Jesus’ prayer in the Garden of Gethsemane is instructive (Luke 22:42). He knew He was to go to the cross and be abandoned by the Father for the price of our sin because that was the revealed will of the Father. It was why He came to earth. And yet Jesus still asked for the cup to be removed, saying, “If you are willing.” That tells me it is OK to ask for things when we are uncertain whether it is in harmony with God’s will. That is provided, like Jesus, we are fully surrendered to God’s will and can say, “I want your will to be done, not mine.”
By faith we can do anything we want to do or receive anything we want to receive as long as it is in harmony with God’s revealed and sovereign will.
How do we know God’s will? He has revealed His will and what He desires of us in the Bible in the form of His commands and principles. But we never know God’s sovereign will until it happens.
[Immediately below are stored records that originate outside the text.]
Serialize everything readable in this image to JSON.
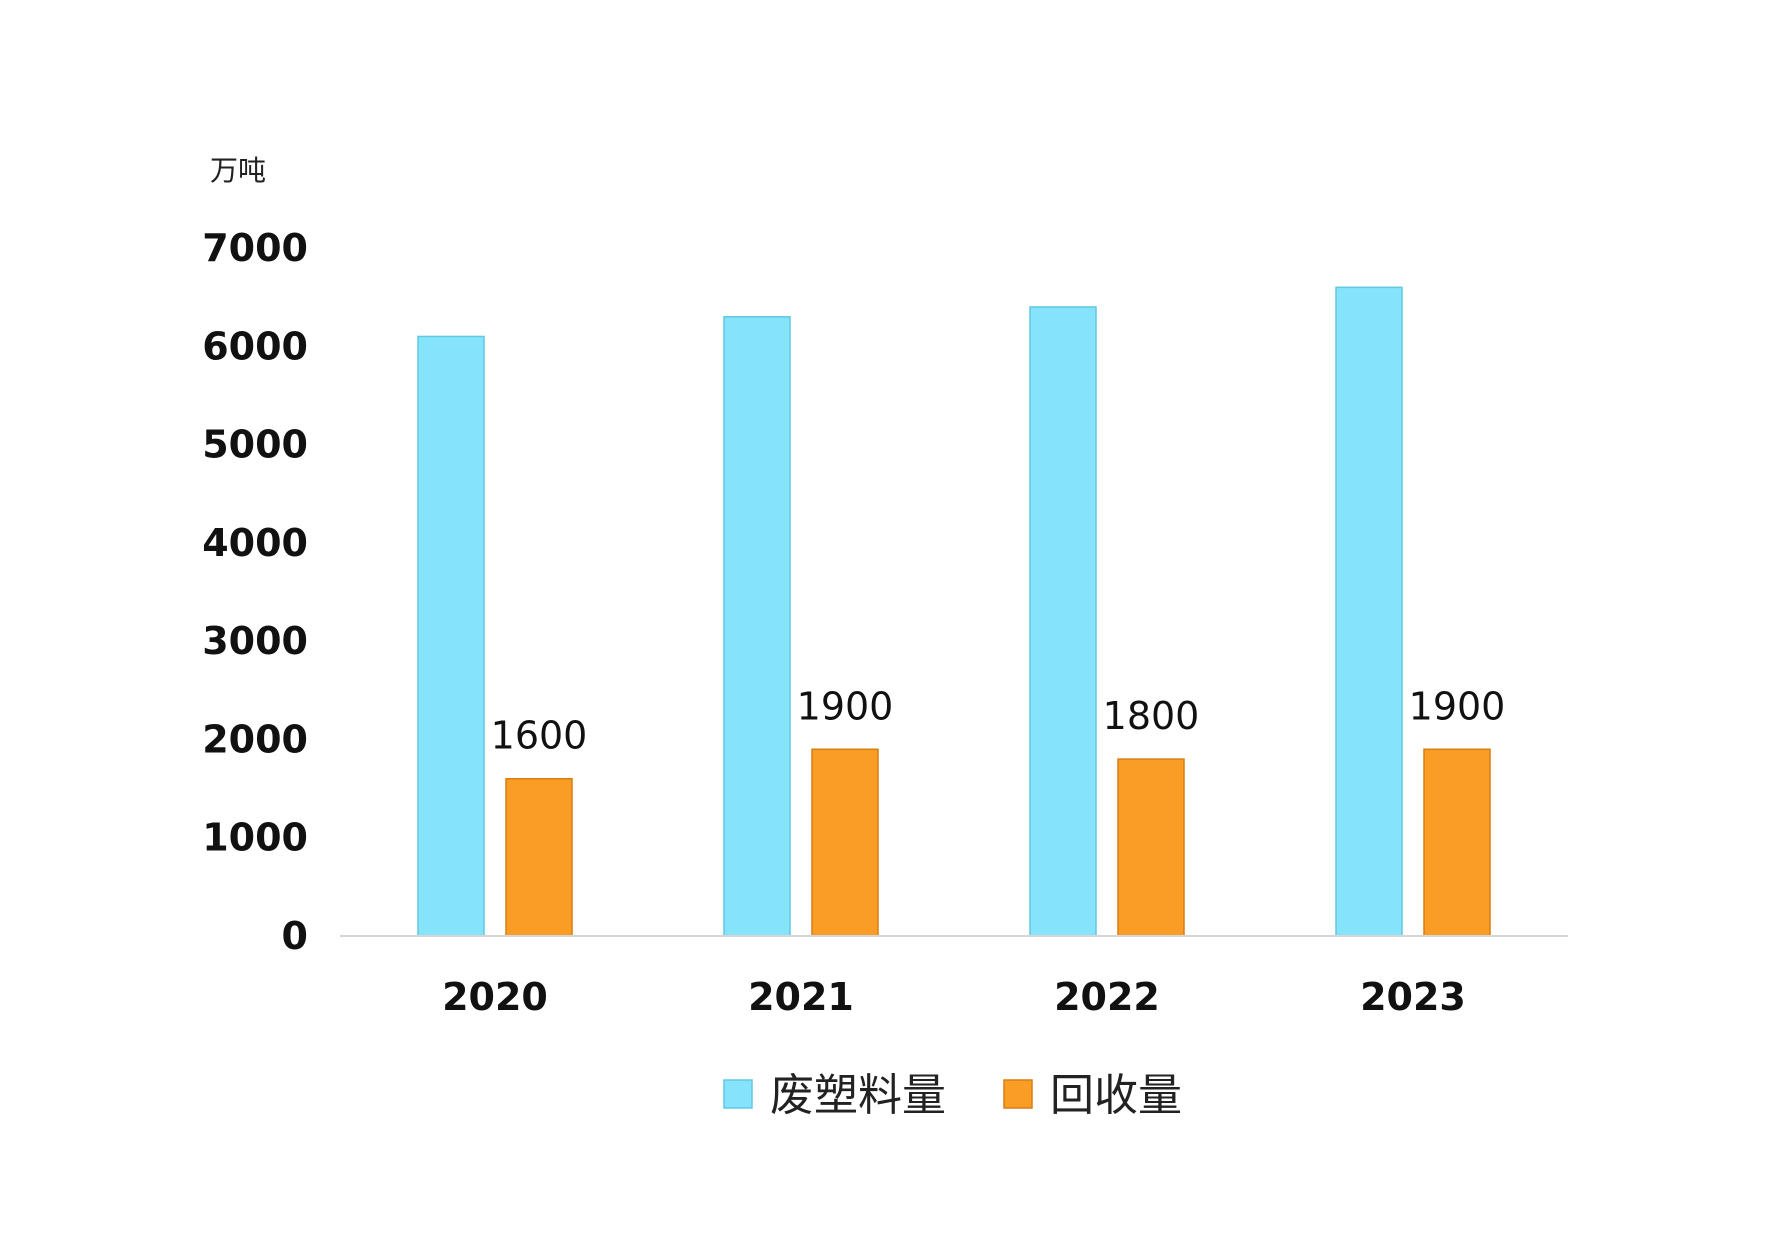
{
  "chart_data": {
    "type": "bar",
    "unit_label": "万吨",
    "categories": [
      "2020",
      "2021",
      "2022",
      "2023"
    ],
    "series": [
      {
        "name": "废塑料量",
        "values": [
          6100,
          6300,
          6400,
          6600
        ],
        "color": "#85e3fb",
        "show_labels": false
      },
      {
        "name": "回收量",
        "values": [
          1600,
          1900,
          1800,
          1900
        ],
        "color": "#f99d26",
        "show_labels": true
      }
    ],
    "ylim": [
      0,
      7000
    ],
    "yticks": [
      0,
      1000,
      2000,
      3000,
      4000,
      5000,
      6000,
      7000
    ],
    "grid": false,
    "legend_position": "bottom"
  }
}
What about things not revealed in the Bible? Whatever isn’t revealed in the Bible we may ask for in humble submission as long as it isn’t contrary to what He has already revealed in Scripture.
That means it’s OK to ask God for great things because He is all-powerful and may answer affirmatively. It also means we should attempt great things for God believing His power is available to those who trust Him.
And when faced with trials we have the right as His children to ask Him to deliver us from them. When He does, we should thank and praise Him. When He doesn’t, we should submit to His sovereign will, believe He is still good, wise, and loving, and trust Him to carry us through. From God, we can learn when I can or can’t do anything by faith.